Some colours suit some people more than others so people can be classified by the colours they wear: “cold” and “warm”. While cold types prefer darker colours (grey, navy blue, grey-blue, black), brighter colours are suitable for warm types (beige, cream white, light-blue, brown). Some people choose colours according to their current mood. When they are happy, the colours are bright and light, but when they are sad or edgy, the colours are dark.

Personalities also decide people’s lifestyles, and the style of clothes one wears is an important part of the lifestyle. What a person wears is an expression of his personality.

Taking care of clothes:

  • All clothes require special care.
  • We should read the washing and ironing instructions on the clothes labels very carefully.
  • Some clothes have to be washed only by hand. If they are washed in a washing machine on a high temperature, they can shrink or become larger.
  • Greasy stains can be washed with stain removers. We can use ice to remove chewing gum stuck on jeans.
  • If we aren't sure how to care about certain clothes, we can go to a launderette or dry cleaners and have them washed and ironed there.
  • We can't wash coloured clothes with the white ones.
  • We should put dresses, shirts (skirts) on hangers, other items should be nicely folded in drawers.
  • We shouldn't let the coloured clothes in the sunlight, because they can fade.


Fashion begins in the international world of haute couture (French…high-end fashion), which is led by top fashion designers and fashion houses. There is great public interest in fashion shows where the latest styles are presented on the catwalk by highly paid supermodels, but very few people are expected to wear such clothes. Fashion magazines such as Vogue and numerous TV programmes on clothes and fashion show the latest styles. Only a few people can afford to buy designer label clothing, but there are also many young designers and less expensive labels that are popular especially among young people. The most popular designer houses include Calvin Klein, Karl Lagerfeld, Vivien Westwood, Kenzo, Ralph Lauren, Giorgio Armani, Hugo Boss, Donna Karan, Yves Saint Laurent, Gucci, Dior, Dolce and Gabbana and Donatella Versace.

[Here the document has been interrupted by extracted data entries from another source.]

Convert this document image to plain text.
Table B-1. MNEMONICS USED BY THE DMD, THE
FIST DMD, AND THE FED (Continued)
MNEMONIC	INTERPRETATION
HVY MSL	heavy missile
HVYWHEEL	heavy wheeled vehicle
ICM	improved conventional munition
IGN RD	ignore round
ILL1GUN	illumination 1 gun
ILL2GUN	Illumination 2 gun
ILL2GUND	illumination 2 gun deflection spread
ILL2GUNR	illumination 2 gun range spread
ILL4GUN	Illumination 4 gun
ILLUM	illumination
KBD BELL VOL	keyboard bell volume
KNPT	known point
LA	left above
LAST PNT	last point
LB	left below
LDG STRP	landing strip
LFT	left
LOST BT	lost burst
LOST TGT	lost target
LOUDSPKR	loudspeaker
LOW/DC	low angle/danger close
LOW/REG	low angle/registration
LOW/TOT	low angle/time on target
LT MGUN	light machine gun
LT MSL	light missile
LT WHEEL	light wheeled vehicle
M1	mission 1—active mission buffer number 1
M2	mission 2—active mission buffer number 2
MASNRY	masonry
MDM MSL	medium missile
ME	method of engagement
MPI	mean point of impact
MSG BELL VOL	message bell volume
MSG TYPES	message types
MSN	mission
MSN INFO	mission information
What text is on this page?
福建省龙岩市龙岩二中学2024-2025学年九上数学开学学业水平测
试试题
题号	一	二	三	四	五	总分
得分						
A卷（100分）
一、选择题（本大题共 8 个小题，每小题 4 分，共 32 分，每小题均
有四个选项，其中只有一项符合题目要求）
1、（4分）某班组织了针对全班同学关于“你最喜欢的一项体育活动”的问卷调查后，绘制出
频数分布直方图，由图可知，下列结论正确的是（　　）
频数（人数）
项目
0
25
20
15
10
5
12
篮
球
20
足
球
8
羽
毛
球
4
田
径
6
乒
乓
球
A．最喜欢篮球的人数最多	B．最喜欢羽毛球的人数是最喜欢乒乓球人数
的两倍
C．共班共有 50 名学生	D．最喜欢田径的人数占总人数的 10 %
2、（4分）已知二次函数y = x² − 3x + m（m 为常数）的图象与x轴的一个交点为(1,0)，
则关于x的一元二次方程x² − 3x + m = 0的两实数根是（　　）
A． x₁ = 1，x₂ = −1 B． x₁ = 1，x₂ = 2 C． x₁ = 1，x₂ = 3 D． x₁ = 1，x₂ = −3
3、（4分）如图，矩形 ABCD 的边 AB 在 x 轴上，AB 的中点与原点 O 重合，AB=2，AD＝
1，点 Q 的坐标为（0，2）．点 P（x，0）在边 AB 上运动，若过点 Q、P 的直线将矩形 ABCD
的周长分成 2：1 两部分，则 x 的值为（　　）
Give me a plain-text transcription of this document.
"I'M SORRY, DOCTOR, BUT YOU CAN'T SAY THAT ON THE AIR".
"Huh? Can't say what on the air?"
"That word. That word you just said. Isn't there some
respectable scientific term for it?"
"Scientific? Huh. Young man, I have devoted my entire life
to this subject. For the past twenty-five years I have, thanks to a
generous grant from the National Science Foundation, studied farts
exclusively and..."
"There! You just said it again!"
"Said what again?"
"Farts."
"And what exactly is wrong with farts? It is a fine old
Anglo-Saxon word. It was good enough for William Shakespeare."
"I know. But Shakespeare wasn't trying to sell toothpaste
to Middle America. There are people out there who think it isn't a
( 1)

“Clothes make a man“. “You are what you wear”.

These old sayings are true because clothes reveal people's origin, religion and even financial situation. They indicate their status in society. Fashion is also self-expression, especially for young people. They can show their mood, interests, attitudes, character, music they like. The way people are dressed on different occasions also indicates their character and personality. People nowadays are quite proud to wear formal clothes not only, that they must in certain situations, but it looks elegant and they can be comfortable too. For example very popular movie Kingsman is based on men’s formal fashion, wearing suit is privilege with adequate behaviour.